Setting aside what the “public wants,” this proposal is a massive waste of money, will not at all address obesity, and will simply contribute to the tsunami of regulatory burdens with which business owners in New York City must grapple.
While the causes of the perceived obesity crisis are too complex to delve into in a blog post, it is pretty obvious that this super-sized soda ban will do nothing. First of all, there’s nothing in this proposal to prevent customers from purchasing multiple bottles of 16 ounce drinks. Furthermore, sweetened drinks in bottles greater than 16 ounces will still be available in grocery and convenience stores.
So why is he doing this? Perhaps Mr. Bloomberg is really stretched for a way to spend the $15.5 million in stimulus money? As the Heritage Foundation reported last October, the Centers for Disease Control (CDC) provided $230 million for 25 communities’ obesity campaigns. And here I thought stimulus money was meant to help struggling communities and to decrease unemployment — turns out it was really meant to make commercial that portray American companies (aka employers) as selling carbonated fat-in-a-can.
Perhaps this is just an attempt to look like a do-something-mayor in the lead up to the City’s 2013 election.

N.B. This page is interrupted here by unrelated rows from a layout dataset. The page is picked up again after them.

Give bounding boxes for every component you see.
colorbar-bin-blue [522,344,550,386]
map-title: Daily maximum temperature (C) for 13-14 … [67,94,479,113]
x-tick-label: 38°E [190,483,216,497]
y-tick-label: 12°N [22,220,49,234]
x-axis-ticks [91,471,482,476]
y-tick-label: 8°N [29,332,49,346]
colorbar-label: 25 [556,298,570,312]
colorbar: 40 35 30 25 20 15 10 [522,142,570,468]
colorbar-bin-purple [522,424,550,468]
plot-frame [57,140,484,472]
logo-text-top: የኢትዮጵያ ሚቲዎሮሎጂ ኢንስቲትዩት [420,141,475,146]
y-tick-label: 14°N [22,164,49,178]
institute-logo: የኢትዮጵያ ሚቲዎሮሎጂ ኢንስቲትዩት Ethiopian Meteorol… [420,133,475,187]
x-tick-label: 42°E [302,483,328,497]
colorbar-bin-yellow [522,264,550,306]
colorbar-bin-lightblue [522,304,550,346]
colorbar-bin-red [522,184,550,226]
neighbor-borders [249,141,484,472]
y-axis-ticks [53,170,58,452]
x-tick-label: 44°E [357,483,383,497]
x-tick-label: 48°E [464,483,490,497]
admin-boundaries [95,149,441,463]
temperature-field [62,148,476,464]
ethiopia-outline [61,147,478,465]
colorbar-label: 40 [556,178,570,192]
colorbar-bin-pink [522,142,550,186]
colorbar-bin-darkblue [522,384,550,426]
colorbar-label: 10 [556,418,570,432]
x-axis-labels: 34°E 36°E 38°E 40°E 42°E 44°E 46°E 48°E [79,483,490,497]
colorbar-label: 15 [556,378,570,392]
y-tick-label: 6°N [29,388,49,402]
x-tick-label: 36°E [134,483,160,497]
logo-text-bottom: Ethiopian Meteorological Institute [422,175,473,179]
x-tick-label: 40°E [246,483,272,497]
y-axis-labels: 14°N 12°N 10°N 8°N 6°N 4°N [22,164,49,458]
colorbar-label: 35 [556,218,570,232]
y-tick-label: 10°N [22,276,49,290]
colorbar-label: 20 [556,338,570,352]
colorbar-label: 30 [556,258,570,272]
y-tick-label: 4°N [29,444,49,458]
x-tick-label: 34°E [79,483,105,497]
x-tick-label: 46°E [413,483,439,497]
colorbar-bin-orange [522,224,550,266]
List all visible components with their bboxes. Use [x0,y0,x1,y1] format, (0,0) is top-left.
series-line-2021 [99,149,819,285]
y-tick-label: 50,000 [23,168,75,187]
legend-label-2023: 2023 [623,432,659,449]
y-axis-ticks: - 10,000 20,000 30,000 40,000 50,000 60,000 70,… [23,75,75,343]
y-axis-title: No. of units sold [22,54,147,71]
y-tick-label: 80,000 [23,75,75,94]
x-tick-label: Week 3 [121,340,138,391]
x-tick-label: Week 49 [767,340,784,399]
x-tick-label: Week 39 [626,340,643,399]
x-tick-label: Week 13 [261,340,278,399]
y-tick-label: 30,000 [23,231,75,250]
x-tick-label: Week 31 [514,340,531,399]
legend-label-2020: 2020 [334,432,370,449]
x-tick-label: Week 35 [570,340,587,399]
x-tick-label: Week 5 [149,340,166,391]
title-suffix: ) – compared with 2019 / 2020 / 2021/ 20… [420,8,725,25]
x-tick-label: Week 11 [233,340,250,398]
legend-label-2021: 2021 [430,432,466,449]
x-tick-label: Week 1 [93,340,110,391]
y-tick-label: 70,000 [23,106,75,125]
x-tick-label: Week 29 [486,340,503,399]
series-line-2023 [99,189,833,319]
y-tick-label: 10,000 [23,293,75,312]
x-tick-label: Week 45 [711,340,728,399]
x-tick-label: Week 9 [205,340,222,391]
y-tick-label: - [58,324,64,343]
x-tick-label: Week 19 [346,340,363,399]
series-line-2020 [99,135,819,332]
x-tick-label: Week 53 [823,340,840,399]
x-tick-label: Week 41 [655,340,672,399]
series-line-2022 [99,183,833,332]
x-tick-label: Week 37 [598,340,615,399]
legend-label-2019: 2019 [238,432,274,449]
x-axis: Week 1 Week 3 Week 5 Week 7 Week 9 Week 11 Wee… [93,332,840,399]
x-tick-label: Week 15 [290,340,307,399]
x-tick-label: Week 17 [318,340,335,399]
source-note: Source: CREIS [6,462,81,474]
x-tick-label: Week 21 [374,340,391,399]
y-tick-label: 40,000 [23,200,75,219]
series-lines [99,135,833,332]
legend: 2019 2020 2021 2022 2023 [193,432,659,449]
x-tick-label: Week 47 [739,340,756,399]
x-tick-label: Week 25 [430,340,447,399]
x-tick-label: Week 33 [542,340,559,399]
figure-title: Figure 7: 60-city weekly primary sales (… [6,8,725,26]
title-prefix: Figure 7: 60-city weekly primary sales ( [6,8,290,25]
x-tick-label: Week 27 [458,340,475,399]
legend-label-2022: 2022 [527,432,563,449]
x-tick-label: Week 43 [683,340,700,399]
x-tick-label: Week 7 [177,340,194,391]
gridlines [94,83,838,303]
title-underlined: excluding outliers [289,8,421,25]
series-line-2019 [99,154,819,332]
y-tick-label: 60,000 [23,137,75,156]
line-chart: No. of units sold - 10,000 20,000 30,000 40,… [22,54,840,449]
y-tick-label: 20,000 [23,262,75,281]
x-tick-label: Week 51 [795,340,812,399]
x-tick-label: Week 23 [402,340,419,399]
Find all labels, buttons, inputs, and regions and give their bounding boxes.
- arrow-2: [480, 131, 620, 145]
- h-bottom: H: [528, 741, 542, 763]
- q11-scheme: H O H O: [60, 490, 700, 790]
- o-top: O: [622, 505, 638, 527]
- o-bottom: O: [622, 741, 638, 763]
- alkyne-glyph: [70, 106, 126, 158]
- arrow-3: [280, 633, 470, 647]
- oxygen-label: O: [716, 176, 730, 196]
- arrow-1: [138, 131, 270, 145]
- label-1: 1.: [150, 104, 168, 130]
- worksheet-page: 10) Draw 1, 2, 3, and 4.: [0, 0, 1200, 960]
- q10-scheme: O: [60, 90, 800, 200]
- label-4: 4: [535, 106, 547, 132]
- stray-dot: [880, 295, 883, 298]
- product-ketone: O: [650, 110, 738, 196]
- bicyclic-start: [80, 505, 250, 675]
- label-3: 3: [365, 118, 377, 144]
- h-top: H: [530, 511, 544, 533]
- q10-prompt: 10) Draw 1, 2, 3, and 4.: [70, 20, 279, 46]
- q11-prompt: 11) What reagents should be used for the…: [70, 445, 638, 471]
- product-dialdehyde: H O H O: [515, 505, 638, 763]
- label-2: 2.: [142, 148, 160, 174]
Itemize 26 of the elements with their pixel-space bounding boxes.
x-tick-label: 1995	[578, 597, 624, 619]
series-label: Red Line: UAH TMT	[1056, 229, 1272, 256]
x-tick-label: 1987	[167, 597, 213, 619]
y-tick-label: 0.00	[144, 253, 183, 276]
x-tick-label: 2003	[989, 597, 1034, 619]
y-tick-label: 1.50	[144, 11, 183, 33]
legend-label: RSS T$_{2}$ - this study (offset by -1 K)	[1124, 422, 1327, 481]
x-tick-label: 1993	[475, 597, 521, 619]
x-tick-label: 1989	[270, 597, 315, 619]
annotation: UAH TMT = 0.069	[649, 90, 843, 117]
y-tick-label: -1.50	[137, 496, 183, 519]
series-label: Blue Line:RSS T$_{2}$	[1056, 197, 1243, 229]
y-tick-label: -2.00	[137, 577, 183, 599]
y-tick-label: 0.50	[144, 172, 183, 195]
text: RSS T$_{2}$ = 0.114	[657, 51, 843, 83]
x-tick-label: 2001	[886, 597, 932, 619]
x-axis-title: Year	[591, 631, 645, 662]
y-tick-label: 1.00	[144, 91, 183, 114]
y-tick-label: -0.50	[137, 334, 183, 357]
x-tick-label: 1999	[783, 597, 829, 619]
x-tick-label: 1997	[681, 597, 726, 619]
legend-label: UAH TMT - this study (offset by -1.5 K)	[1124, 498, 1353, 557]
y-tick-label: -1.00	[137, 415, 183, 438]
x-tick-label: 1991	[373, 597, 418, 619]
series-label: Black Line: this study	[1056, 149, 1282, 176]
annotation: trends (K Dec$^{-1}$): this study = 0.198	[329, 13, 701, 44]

Or perhaps he really wants to reduce the rate of obesity. Whatever his reasons, this type of overreach demonstrates that he either has a lack of understanding of how public policy can affect public health, a disregard for individual choice, and/or zero knowledge or complete disregard for how economies function. Either way, it’s up to New Yorkers to let the Mayor know what they really want. I hope their answer is: the ability to make decisions about what they eat and drink for themselves.